It’s ironic that a pile-driving, performance of ‘Peacock Suit’ brings the Liverpool Olympia to life early on in Paul Weller’s near-three hour set, as one look around this famous old building reveals everyone is here to be seen. Harrington Jackets and Fred Perry shirts are everywhere as the Scousers come to pay homage to one of their own. Woking is where Weller was born, but his heart has always been in the city: cities like Liverpool, London and anywhere else working class tribes gather to sing, shout and sup.

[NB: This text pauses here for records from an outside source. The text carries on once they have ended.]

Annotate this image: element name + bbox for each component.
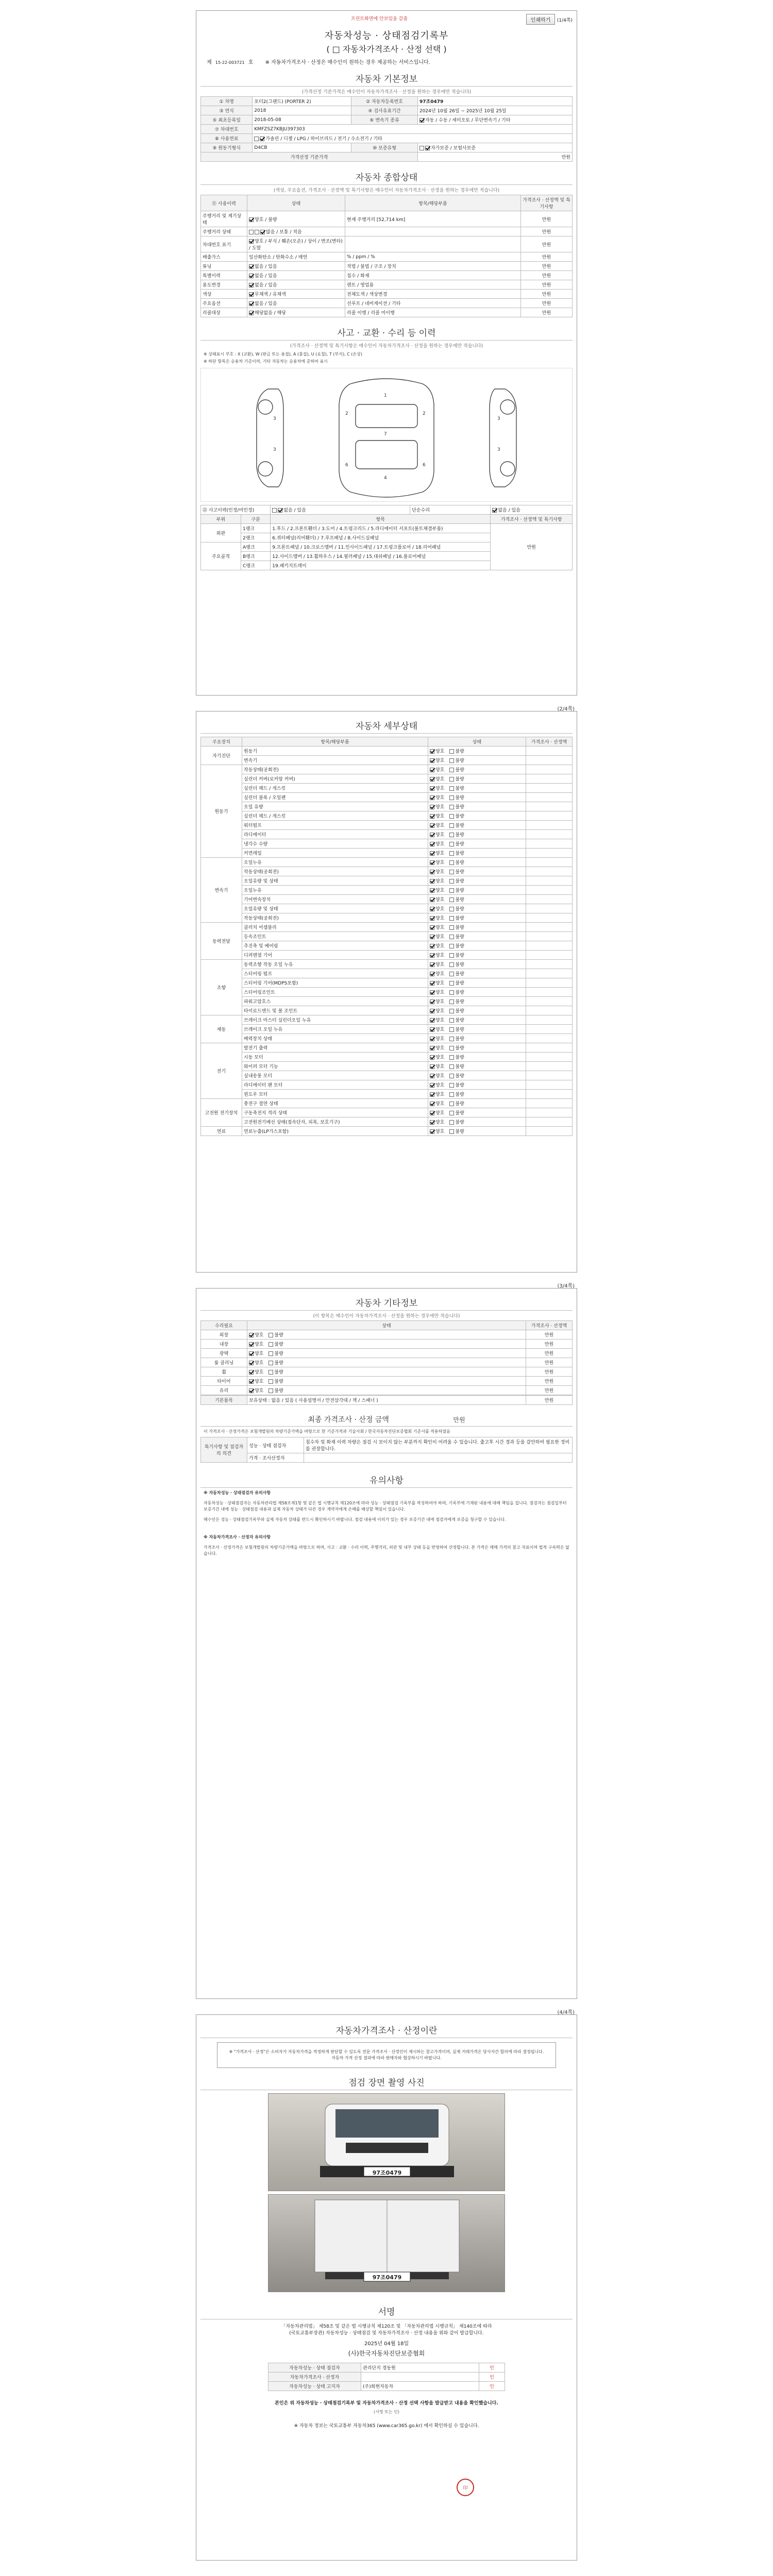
table-row: 실린더 블록 / 오일팬 양호 불량 <box>201 793 573 802</box>
car-outline-icon <box>201 368 573 501</box>
table-row: 주행거리 상태 많음 / 보통 / 적음 만원 <box>201 227 573 236</box>
checkbox-good <box>430 1037 434 1041</box>
table-row: 실린더 헤드 / 개스킷 양호 불량 <box>201 784 573 793</box>
table-row: 원동기 작동상태(공회전) 양호 불량 <box>201 765 573 774</box>
page-4 <box>196 2010 577 2561</box>
table-row: ⑨ 원동기형식 D4CB ⑩ 보증유형 자가보증 / 보험사보증 <box>201 143 573 152</box>
table-row: 전기 발전기 출력 양호 불량 <box>201 1043 573 1053</box>
page-label: (3/4쪽) <box>557 1283 575 1289</box>
svg-text:2: 2 <box>345 411 348 416</box>
table-row: 오일유량 및 상태 양호 불량 <box>201 876 573 886</box>
table-row: 연료 연료누출(LP가스포함) 양호 불량 <box>201 1127 573 1136</box>
checkbox-good <box>430 1027 434 1032</box>
caution-title: 유의사항 <box>200 1470 573 1488</box>
checkbox-good <box>430 935 434 939</box>
table-row: 윈도우 모터 양호 불량 <box>201 1090 573 1099</box>
checkbox-good <box>430 758 434 763</box>
sign-org: (사)한국자동차진단보증협회 <box>348 2350 425 2357</box>
checkbox-good <box>430 860 434 865</box>
etc-title: 자동차 기타정보 <box>200 1293 573 1311</box>
table-row: 특별이력 없음 / 있음 침수 / 화재 만원 <box>201 271 573 280</box>
status-title: 자동차 종합상태 <box>200 167 573 185</box>
table-row: 커먼레일 양호 불량 <box>201 849 573 858</box>
table-row: 브레이크 오일 누유 양호 불량 <box>201 1025 573 1034</box>
table-row: C랭크 19.패키지트레이 <box>201 561 573 570</box>
page-label: (1/4쪽) <box>557 18 573 23</box>
table-row: 2랭크 6.쿼터패널(리어휀더) / 7.루프패널 / 8.사이드실패널 <box>201 533 573 543</box>
price-info-box: ※ "가격조사 · 산정"은 소비자가 자동차가격을 적정하게 판단할 수 있도록 전문 가격조사 · 산정인이 제시하는 참고가격이며, 실제 거래가격은 당사자간 합의에 따라 결정됩니다. 자동차 가격 산정 결과에 따라 판매자와 협상하시기 바랍니다. <box>217 2042 556 2068</box>
etc-table: 수리필요 상태 가격조사 · 산정액 외장 양호 불량 만원 내장 양호 불량 만원 광택 양호 불량 만원 룸 클리닝 양호 불량 만원 휠 양호 불량 만원 타이어 양호 불량 만원 유리 양호 불량 만원 <box>200 1320 573 1395</box>
table-row: 가격산정 기준가격 만원 <box>201 152 573 162</box>
checkbox-good <box>430 990 434 995</box>
svg-text:1: 1 <box>384 393 387 398</box>
checkbox-good <box>430 805 434 809</box>
checkbox-good <box>430 1055 434 1060</box>
table-row: 기어변속장치 양호 불량 <box>201 895 573 904</box>
svg-text:6: 6 <box>345 463 348 468</box>
page-1 <box>196 10 577 696</box>
table-row: 오일유량 및 상태 양호 불량 <box>201 904 573 913</box>
final-price-note: 이 가격조사 · 산정가격은 보험개발원의 차량기준가액을 바탕으로 한 기준가격과 기술사회 / 한국자동차진단보증협회 기준서를 적용하였음 <box>204 1429 450 1434</box>
table-row: 동력전달 클러치 어셈블리 양호 불량 <box>201 923 573 932</box>
page-2 <box>196 706 577 1273</box>
table-row: 워터펌프 양호 불량 <box>201 821 573 830</box>
accident-sub: (가격조사 · 산정액 및 특기사항은 매수인이 자동차가격조사 · 산정을 원하는 경우에만 적습니다) <box>290 344 483 349</box>
final-price-unit: 만원 <box>453 1416 465 1423</box>
checkbox-good <box>430 814 434 819</box>
svg-text:7: 7 <box>384 432 387 437</box>
table-row: ③ 연식 2018 ④ 검사유효기간 2024년 10월 26일 ~ 2025년 10월 25일 <box>201 106 573 115</box>
table-row: 고전원전기배선 상태(접속단자, 피복, 보호기구) 양호 불량 <box>201 1117 573 1127</box>
checkbox-good <box>430 1018 434 1023</box>
print-button[interactable]: 인쇄하기 <box>526 14 556 25</box>
table-row: 파워고압호스 양호 불량 <box>201 997 573 1006</box>
table-row: 실린더 헤드 / 개스킷 양호 불량 <box>201 811 573 821</box>
table-row: 조향 동력조향 작동 오일 누유 양호 불량 <box>201 960 573 969</box>
table-row: 내장 양호 불량 만원 <box>201 1340 573 1349</box>
table-row: 자동차성능 · 상태 점검자 관리단지 경동원 인 <box>268 2363 505 2372</box>
table-row: 외판 1랭크 1.후드 / 2.프론트휀더 / 3.도어 / 4.트렁크리드 / 5.라디에이터 서포트(볼트체결부품) 만원 <box>201 524 573 533</box>
table-row: 휠 양호 불량 만원 <box>201 1367 573 1377</box>
table-row: 등속조인트 양호 불량 <box>201 932 573 941</box>
checkbox-good <box>430 842 434 846</box>
table-row: 자동차성능 · 상태 고지자 (주)회현자동차 인 <box>268 2382 505 2391</box>
status-sub: (색상, 주요옵션, 가격조사 · 산정액 및 특기사항은 매수인이 자동차가격조사 · 산정을 원하는 경우에만 적습니다) <box>273 188 500 193</box>
accident-legend: ※ 상태표시 부호 : X (교환), W (판금 또는 용접), A (흠집), U (요철), T (부식), C (손상) <box>204 352 363 357</box>
table-row: 주요골격 A랭크 9.프론트패널 / 10.크로스멤버 / 11.인사이드패널 / 17.트렁크플로어 / 18.리어패널 <box>201 543 573 552</box>
checkbox-good <box>430 925 434 930</box>
checkbox-good <box>430 916 434 921</box>
table-row: 스티어링 기어(MDPS포함) 양호 불량 <box>201 978 573 988</box>
checkbox-good <box>430 851 434 856</box>
front-plate: 97조0479 <box>372 2170 402 2176</box>
checkbox-good <box>430 833 434 837</box>
rear-plate: 97조0479 <box>372 2274 402 2281</box>
table-row: 자동차가격조사 · 산정자 인 <box>268 2372 505 2382</box>
checkbox-good <box>430 1064 434 1069</box>
table-row: 작동상태(공회전) 양호 불량 <box>201 913 573 923</box>
checkbox-good <box>430 1129 434 1134</box>
table-row: 라디에이터 팬 모터 양호 불량 <box>201 1080 573 1090</box>
basic-info-sub: (가격산정 기준가격은 매수인이 자동차가격조사 · 산정을 원하는 경우에만 적습니다) <box>301 90 472 95</box>
checkbox-good <box>430 999 434 1004</box>
checkbox-good <box>430 870 434 874</box>
print-notice: 프린트화면에 안보임을 감춤 <box>351 16 408 22</box>
checkbox-good <box>430 1009 434 1013</box>
sign-title: 서명 <box>200 2301 573 2319</box>
table-row: ⑧ 사용연료 가솔린 / 디젤 / LPG / 하이브리드 / 전기 / 수소전기 / 기타 <box>201 134 573 143</box>
basic-info-table <box>200 96 573 162</box>
checkbox-auto <box>419 118 424 123</box>
toolbar <box>524 14 573 25</box>
detail-table: 주요장치 항목/해당부품 상태 가격조사 · 산정액 자기진단 원동기 양호 불량 변속기 양호 불량 원동기 작동상태(공회전) 양호 불량 실린더 커버(로커암 커버) 양호 불량 실린더 헤드 / 개스킷 양호 불량 실린더 블록 / 오일팬 양호 불량 오일 유량 양호 불량 실린더 헤드 / 개스킷 양호 불량 워터펌프 양호 불량 라디에이터 양호 불량 냉각수 수량 양호 불량 커먼레일 양호 불량 변속기 오일누유 양호 불량 작동상태(공회전) 양호 불량 오일유량 및 상태 양호 불량 오일누유 양호 불량 기어변속장치 양호 불량 오일유량 및 상태 양호 불량 작동상태(공회전) 양호 불량 동력전달 클러치 어셈블리 양호 불량 등속조인트 양호 불량 추진축 및 베어링 양호 불량 디퍼렌셜 기어 양호 불량 조향 동력조향 작동 오일 누유 양호 불량 스티어링 펌프 양호 불량 스티어링 기어(MDPS포함) 양호 불량 스티어링조인트 양호 불량 파워고압호스 양호 불량 타이로드엔드 및 볼 조인트 양호 불량 제동 브레이크 마스터 실린더오일 누유 양호 불량 브레이크 오일 누유 양호 불량 배력장치 상태 양호 불량 전기 발전기 출력 양호 불량 시동 모터 양호 불량 와이퍼 모터 기능 양호 불량 실내송풍 모터 양호 불량 라디에이터 팬 모터 양호 불량 윈도우 모터 양호 불량 고전원 전기장치 충전구 절연 상태 양호 불량 구동축전지 격리 상태 양호 불량 고전원전기배선 상태(접속단자, 피복, 보호기구) 양호 불량 연료 연료누출(LP가스포함) 양호 불량 <box>200 737 573 1136</box>
checkbox-good <box>430 962 434 967</box>
table-row: ⑦ 차대번호 KMFZSZ7KBJU397303 <box>201 125 573 134</box>
sign-table <box>268 2363 505 2391</box>
service-warning: ※ 자동차가격조사 · 산정은 매수인이 원하는 경우 제공하는 서비스입니다. <box>265 60 430 65</box>
front-photo <box>268 2093 505 2191</box>
checkbox-good <box>430 1120 434 1125</box>
checkbox-good <box>430 1083 434 1088</box>
table-row: 라디에이터 양호 불량 <box>201 830 573 839</box>
checkbox-good <box>430 777 434 782</box>
document-title: 자동차성능 · 상태점검기록부 <box>324 30 449 41</box>
table-row: 변속기 양호 불량 <box>201 756 573 765</box>
receiver-sign: (서명 또는 인) <box>374 2410 399 2414</box>
document-subtitle: ( □ 자동차가격조사 · 산정 선택 ) <box>326 44 447 54</box>
table-row: 리콜대상 해당없음 / 해당 리콜 이행 / 리콜 미이행 만원 <box>201 308 573 317</box>
table-row: 시동 모터 양호 불량 <box>201 1053 573 1062</box>
table-row: 외장 양호 불량 만원 <box>201 1330 573 1340</box>
page-label: (2/4쪽) <box>557 706 575 712</box>
table-row: 고전원 전기장치 충전구 절연 상태 양호 불량 <box>201 1099 573 1108</box>
checkbox-good <box>430 1046 434 1050</box>
table-row: 룸 클리닝 양호 불량 만원 <box>201 1358 573 1367</box>
price-info-title: 자동차가격조사 · 산정이란 <box>200 2020 573 2038</box>
table-row: ① 차명 포터2(그랜드) (PORTER 2) ② 자동차등록번호 97조0479 <box>201 97 573 106</box>
checkbox-good <box>430 897 434 902</box>
checkbox-good <box>430 944 434 948</box>
svg-text:3: 3 <box>273 447 276 452</box>
page-3 <box>196 1283 577 1999</box>
table-row: 와이퍼 모터 기능 양호 불량 <box>201 1062 573 1071</box>
table-row: 용도변경 없음 / 있음 렌트 / 영업용 만원 <box>201 280 573 290</box>
caution-3: 매수인은 성능 · 상태점검기록부와 실제 자동차 상태를 반드시 확인하시기 바랍니다. 점검 내용에 이의가 있는 경우 보증기간 내에 점검자에게 보증을 청구할 수 있습니다. <box>204 1517 506 1522</box>
table-row: 차대번호 표기 양호 / 부식 / 훼손(오손) / 상이 / 변조(변타) / 도말 만원 <box>201 236 573 252</box>
detail-title: 자동차 세부상태 <box>200 716 573 734</box>
table-row: 작동상태(공회전) 양호 불량 <box>201 867 573 876</box>
table-row: 타이로드엔드 및 볼 조인트 양호 불량 <box>201 1006 573 1015</box>
svg-text:6: 6 <box>423 463 426 468</box>
checkbox-good <box>430 786 434 791</box>
checkbox-good <box>430 953 434 958</box>
table-row: 구동축전지 격리 상태 양호 불량 <box>201 1108 573 1117</box>
checkbox-good <box>430 888 434 893</box>
checkbox-good <box>430 768 434 772</box>
checkbox-good <box>430 879 434 884</box>
table-row: B랭크 12.사이드멤버 / 13.휠하우스 / 14.필러패널 / 15.대쉬패널 / 16.플로어패널 <box>201 552 573 561</box>
checkbox-good <box>430 1111 434 1115</box>
checkbox-good <box>430 1074 434 1078</box>
final-price-title: 최종 가격조사 · 산정 금액 만원 <box>200 1411 573 1427</box>
table-row: 추진축 및 베어링 양호 불량 <box>201 941 573 951</box>
table-row: ⑤ 최초등록일 2018-05-08 ⑥ 변속기 종류 자동 / 수동 / 세미오토 / 무단변속기 / 기타 <box>201 115 573 125</box>
svg-text:3: 3 <box>497 447 500 452</box>
table-row: 배력장치 상태 양호 불량 <box>201 1034 573 1043</box>
official-seal: 印 <box>457 2479 474 2496</box>
checkbox-diesel <box>260 137 264 141</box>
table-row: 주행거리 및 계기상태 양호 / 불량 현재 주행거리 [52,714 km] 만원 <box>201 211 573 227</box>
accident-table: ⑫ 사고이력(인정/미인정) 없음 / 있음 단순수리 없음 / 있음 부위 구분 항목 가격조사 · 산정액 및 특기사항 외판 1랭크 1.후드 / 2.프론트휀더 / 3.도어 / 4.트렁크리드 / 5.라디에이터 서포트(볼트체결부품) 만원 2랭크 6.쿼터패널(리어휀더) / 7.루프패널 / 8.사이드실패널 주요골격 A랭크 9.프론트패널 / 10.크로스멤버 / 11.인사이드패널 / 17.트렁크플로어 / 18.리어패널 B랭크 12.사이드멤버 / 13.휠하우스 / 14.필러패널 / 15.대쉬패널 / 16.플로어패널 C랭크 19.패키지트레이 <box>200 505 573 570</box>
accident-title: 사고 · 교환 · 수리 등 이력 <box>200 323 573 341</box>
etc-sub: (이 항목은 매수인이 자동차가격조사 · 산정을 원하는 경우에만 적습니다) <box>313 1314 460 1319</box>
accident-legend-2: ※ 하단 항목은 승용차 기준이며, 기타 자동차는 승용차에 준하여 표시 <box>204 359 328 364</box>
sign-statement: 「자동차관리법」 제58조 및 같은 법 시행규칙 제120조 및 「자동차관리법 시행규칙」 제140조에 따라 (국토교통부장관) 자동차성능 · 상태점검 및 자동차가격조사 · 산정 내용을 위와 같이 발급합니다. <box>281 2324 492 2336</box>
caution-2: 가격조사 · 산정가격은 보험개발원의 차량기준가액을 바탕으로 하며, 사고 · 교환 · 수리 이력, 주행거리, 외관 및 내부 상태 등을 반영하여 산정합니다. 본 가격은 매매 가격의 참고 자료이며 법적 구속력은 없습니다. <box>204 1545 569 1556</box>
checkbox-good <box>430 907 434 911</box>
etc-basic-table: 기본품목 보유상태 : 없음 / 있음 ( 사용설명서 / 안전삼각대 / 잭 / 스패너 ) 만원 <box>200 1395 573 1405</box>
svg-text:3: 3 <box>497 416 500 421</box>
caution-1: 자동차성능 · 상태점검자는 자동차관리법 제58조제1항 및 같은 법 시행규칙 제120조에 따라 성능 · 상태점검 기록부를 작성하여야 하며, 기록부에 기재된 내용에 대해 책임을 집니다. 점검자는 점검일부터 보증기간 내에 성능 · 상태점검 내용과 실제 자동차 상태가 다른 경우 계약자에게 손해를 배상할 책임이 있습니다. <box>204 1501 567 1512</box>
doc-number: 15-22-003721 <box>215 60 245 65</box>
svg-text:4: 4 <box>384 476 387 481</box>
checkbox-good <box>430 749 434 754</box>
table-row: 광택 양호 불량 만원 <box>201 1349 573 1358</box>
table-row: 스티어링 펌프 양호 불량 <box>201 969 573 978</box>
basic-info-title: 자동차 기본정보 <box>200 69 573 87</box>
bottom-note: ※ 자동차 정보는 국토교통부 자동차365 (www.car365.go.kr) 에서 확인하실 수 있습니다. <box>294 2424 479 2429</box>
status-table: ⑪ 사용이력 상태 항목/해당부품 가격조사 · 산정액 및 특기사항 주행거리 및 계기상태 양호 / 불량 현재 주행거리 [52,714 km] 만원 주행거리 상태 많음 / 보통 / 적음 만원 차대번호 표기 양호 / 부식 / 훼손(오손) / 상이 / 변조(변타) / 도말 만원 배출가스 일산화탄소 / 탄화수소 / 매연 % / ppm / % 만원 튜닝 없음 / 있음 적법 / 불법 / 구조 / 장치 만원 특별이력 없음 / 있음 침수 / 화재 만원 용도변경 없음 / 있음 렌트 / 영업용 만원 색상 무채색 / 유채색 전체도색 / 색상변경 만원 주요옵션 없음 / 있음 선루프 / 네비게이션 / 기타 만원 리콜대상 해당없음 / 해당 리콜 이행 / 리콜 미이행 만원 <box>200 195 573 317</box>
table-row: 주요옵션 없음 / 있음 선루프 / 네비게이션 / 기타 만원 <box>201 299 573 308</box>
table-row: 오일누유 양호 불량 <box>201 886 573 895</box>
sign-footer: 본인은 위 자동차성능 · 상태점검기록부 및 자동차가격조사 · 산정 선택 사항을 발급받고 내용을 확인했습니다. <box>275 2401 498 2406</box>
rear-photo <box>268 2194 505 2292</box>
caution-1-title: ※ 자동차성능 · 상태점검자 유의사항 <box>204 1490 271 1495</box>
doc-number-row: 제 15-22-003721 호 ※ 자동차가격조사 · 산정은 매수인이 원하는 경우 제공하는 서비스입니다. <box>207 60 430 65</box>
page-label: (4/4쪽) <box>557 2010 575 2015</box>
table-row: 제동 브레이크 마스터 실린더오일 누유 양호 불량 <box>201 1015 573 1025</box>
table-row: 실내송풍 모터 양호 불량 <box>201 1071 573 1080</box>
checkbox-good <box>430 981 434 986</box>
certifier-table: 특기사항 및 점검자의 의견 성능 · 상태 점검자 침수차 및 화재 이력 차량은 점검 시 보이지 않는 부분까지 확인이 어려울 수 있습니다. 출고후 시간 경과 등을 감안하여 필요한 정비를 권장합니다. 가격 · 조사산정자 <box>200 1437 573 1463</box>
photos-title: 점검 장면 촬영 사진 <box>200 2072 573 2090</box>
table-row: 냉각수 수량 양호 불량 <box>201 839 573 849</box>
table-row: 색상 무채색 / 유채색 전체도색 / 색상변경 만원 <box>201 290 573 299</box>
svg-text:2: 2 <box>423 411 426 416</box>
table-row: 오일 유량 양호 불량 <box>201 802 573 811</box>
table-row: 실린더 커버(로커암 커버) 양호 불량 <box>201 774 573 784</box>
table-row: 유리 양호 불량 만원 <box>201 1386 573 1395</box>
table-row: 배출가스 일산화탄소 / 탄화수소 / 매연 % / ppm / % 만원 <box>201 252 573 262</box>
sign-date: 2025년 04월 18일 <box>364 2341 409 2347</box>
svg-text:3: 3 <box>273 416 276 421</box>
table-row: 튜닝 없음 / 있음 적법 / 불법 / 구조 / 장치 만원 <box>201 262 573 271</box>
caution-2-title: ※ 자동차가격조사 · 산정자 유의사항 <box>204 1535 271 1539</box>
car-diagram <box>200 368 573 502</box>
checkbox-good <box>430 823 434 828</box>
checkbox-good <box>430 972 434 976</box>
table-row: 타이어 양호 불량 만원 <box>201 1377 573 1386</box>
checkbox-good <box>430 1092 434 1097</box>
table-row: 스티어링조인트 양호 불량 <box>201 988 573 997</box>
table-row: 변속기 오일누유 양호 불량 <box>201 858 573 867</box>
checkbox-good <box>430 1101 434 1106</box>
table-row: 디퍼렌셜 기어 양호 불량 <box>201 951 573 960</box>
table-row: 자기진단 원동기 양호 불량 <box>201 747 573 756</box>
checkbox-good <box>430 795 434 800</box>
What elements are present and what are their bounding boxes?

It’s Friday night and the ale is flowing, bodies are froing and arms are flailing as Weller and his big band (including two drummers, two keyboards and a big horn on this tour) sell their psychedelic soul stew to a wild West Derby throng. The atmosphere dips a touch on the five songs from latest record ‘Fat Pop (Volume One)’, a shame as ‘Shades Of Blue’ and ‘Still Glides The Stream’ (the latter featuring a gorgeous vocal from local hero and Weller drummer Steve Pilgrim) are proper highlights – but solo and Style Council classics such as ‘My Ever Changing Moods’, ‘Shout To The Top’, ‘Hung Up’, ‘Into Tomorrow’ and ‘Wild Wood’ bring the temperature back up.
Longtime guitarist Steve Craddock’s playing is colourful and creative, and white noise from stacked organs and stabs of brass gives the full sound a modern edge, but it’s Weller’s melodies and singing that remain from the top table. The latter, in particular, is fantastic. Like a fine wine Weller’s pipes just get better and that his voice remains the cherry on the top of such a racket at 63 is testament to his dedication to the craft. ‘Above The Clouds’, ‘On Sunset’ and ‘Testify’ (remember, Weller’s had two records in the shops since we locked down) bring the healing as the night takes an emotional turn with slowies such as ‘Broken Stones’ and ‘You Do Something To Me’, before ‘Can You Heal Us (Holy Man)’ and ‘Friday Street’ get everyone hot under the buttoned-up collar again.
But, wait! We’re nearly three hours in and not a note of The Jam has been aired. Cue a dedication to Liverpool (“I love you, you’re the last bastion”), a Beatles/La’s-esque rattle ‘n’ roll sing-a-long of ‘That’s Entertainment’ and the written-in-England-but-not-of-it national anthem that is ‘Town Called Malice’ and the lights are up, tears are drying and one hundred lonely pub landlords clutch empty pint glasses to their hearts. They won’t be empty for long.